Natürlich kommt die Stadt angesichts der desaströsen Haushaltslage auch nicht an Gebührenerhöhungen vorbei. Aber auch die lösen keine strukturelle Krise, die sich in Milliarden Euro bemisst. Ebenso wenig helfen symbolische Umschichtungen im Umfang von wenigen Millionen Euro.

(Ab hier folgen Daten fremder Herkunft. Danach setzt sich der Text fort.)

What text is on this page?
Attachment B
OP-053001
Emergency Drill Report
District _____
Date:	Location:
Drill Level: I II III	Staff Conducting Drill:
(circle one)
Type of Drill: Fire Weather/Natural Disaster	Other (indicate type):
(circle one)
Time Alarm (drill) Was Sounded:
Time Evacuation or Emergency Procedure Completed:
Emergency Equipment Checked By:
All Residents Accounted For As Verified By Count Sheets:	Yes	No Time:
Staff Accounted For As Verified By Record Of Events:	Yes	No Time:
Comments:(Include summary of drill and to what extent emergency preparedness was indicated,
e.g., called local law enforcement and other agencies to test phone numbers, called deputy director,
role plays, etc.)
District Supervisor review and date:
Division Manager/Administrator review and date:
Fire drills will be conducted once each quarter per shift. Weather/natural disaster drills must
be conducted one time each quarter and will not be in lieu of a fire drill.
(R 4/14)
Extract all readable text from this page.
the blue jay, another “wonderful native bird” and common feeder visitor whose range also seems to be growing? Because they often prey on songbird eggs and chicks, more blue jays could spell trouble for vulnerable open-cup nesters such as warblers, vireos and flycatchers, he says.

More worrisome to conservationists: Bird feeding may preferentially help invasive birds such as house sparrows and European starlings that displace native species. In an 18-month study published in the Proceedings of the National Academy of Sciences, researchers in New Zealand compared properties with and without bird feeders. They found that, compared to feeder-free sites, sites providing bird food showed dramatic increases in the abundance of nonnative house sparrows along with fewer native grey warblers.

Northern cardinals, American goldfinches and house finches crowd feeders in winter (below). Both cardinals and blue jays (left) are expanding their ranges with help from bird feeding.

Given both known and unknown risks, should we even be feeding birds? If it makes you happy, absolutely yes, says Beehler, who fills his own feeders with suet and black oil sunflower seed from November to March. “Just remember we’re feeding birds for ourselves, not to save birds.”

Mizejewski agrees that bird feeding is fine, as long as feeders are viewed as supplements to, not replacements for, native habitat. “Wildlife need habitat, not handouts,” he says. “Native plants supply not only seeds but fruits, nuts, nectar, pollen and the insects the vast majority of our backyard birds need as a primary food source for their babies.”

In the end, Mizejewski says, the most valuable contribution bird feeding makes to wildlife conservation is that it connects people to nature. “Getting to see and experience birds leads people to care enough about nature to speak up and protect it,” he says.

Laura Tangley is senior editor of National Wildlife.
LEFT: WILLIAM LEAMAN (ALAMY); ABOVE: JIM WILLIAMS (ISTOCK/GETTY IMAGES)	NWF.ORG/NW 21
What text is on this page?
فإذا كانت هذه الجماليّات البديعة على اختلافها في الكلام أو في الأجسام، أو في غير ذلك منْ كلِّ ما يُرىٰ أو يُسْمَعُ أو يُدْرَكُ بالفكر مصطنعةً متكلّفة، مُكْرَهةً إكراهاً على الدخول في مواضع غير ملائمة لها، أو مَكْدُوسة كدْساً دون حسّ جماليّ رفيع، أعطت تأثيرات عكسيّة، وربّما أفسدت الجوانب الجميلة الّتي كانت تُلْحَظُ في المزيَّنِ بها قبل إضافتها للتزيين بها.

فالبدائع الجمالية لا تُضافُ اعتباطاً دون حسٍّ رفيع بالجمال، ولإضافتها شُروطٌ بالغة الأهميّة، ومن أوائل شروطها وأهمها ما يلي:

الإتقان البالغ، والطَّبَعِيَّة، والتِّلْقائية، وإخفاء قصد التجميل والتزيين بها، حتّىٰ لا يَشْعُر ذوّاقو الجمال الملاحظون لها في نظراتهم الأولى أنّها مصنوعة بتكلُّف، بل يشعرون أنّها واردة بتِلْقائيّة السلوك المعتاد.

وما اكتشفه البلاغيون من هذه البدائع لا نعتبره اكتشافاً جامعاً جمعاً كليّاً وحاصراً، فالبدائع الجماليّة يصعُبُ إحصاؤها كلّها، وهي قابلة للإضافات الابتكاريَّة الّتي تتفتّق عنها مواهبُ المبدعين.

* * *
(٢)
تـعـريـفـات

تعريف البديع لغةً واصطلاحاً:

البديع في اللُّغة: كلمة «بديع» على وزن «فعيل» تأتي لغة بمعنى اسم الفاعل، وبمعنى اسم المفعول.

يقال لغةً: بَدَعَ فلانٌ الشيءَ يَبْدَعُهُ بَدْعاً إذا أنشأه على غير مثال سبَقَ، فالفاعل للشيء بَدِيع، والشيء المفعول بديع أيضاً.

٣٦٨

Grüne, CDU und SPD wollen den Haushalt bis November gemeinsam beschließen. Dafür muss klar sein, dass ein simpler Zahlenkompromiss, bei dem jede Fraktion ihre Lieblingsposition rettet und die unangenehmen Entscheidungen vertagt, niemandem weiterhilft. Köln braucht über Jahre eine nachvollziehbare, glasklare Reihenfolge: erst die Pflichtausgaben und Investitionen in marode Infrastruktur, dann die Leistungen, die den sozialen Zusammenhalt sichern, und erst weit dahinter neue Vorhaben, die wünschenswert, aber nicht notwendig sind. Das umzusetzen und auch den Bürgerinnen und Bürgern zu vermitteln, ist schmerzhaft. Aber es ist ehrlicher als ein Etat, der alles verspricht und die Rechnung an die Zukunft weiterreicht.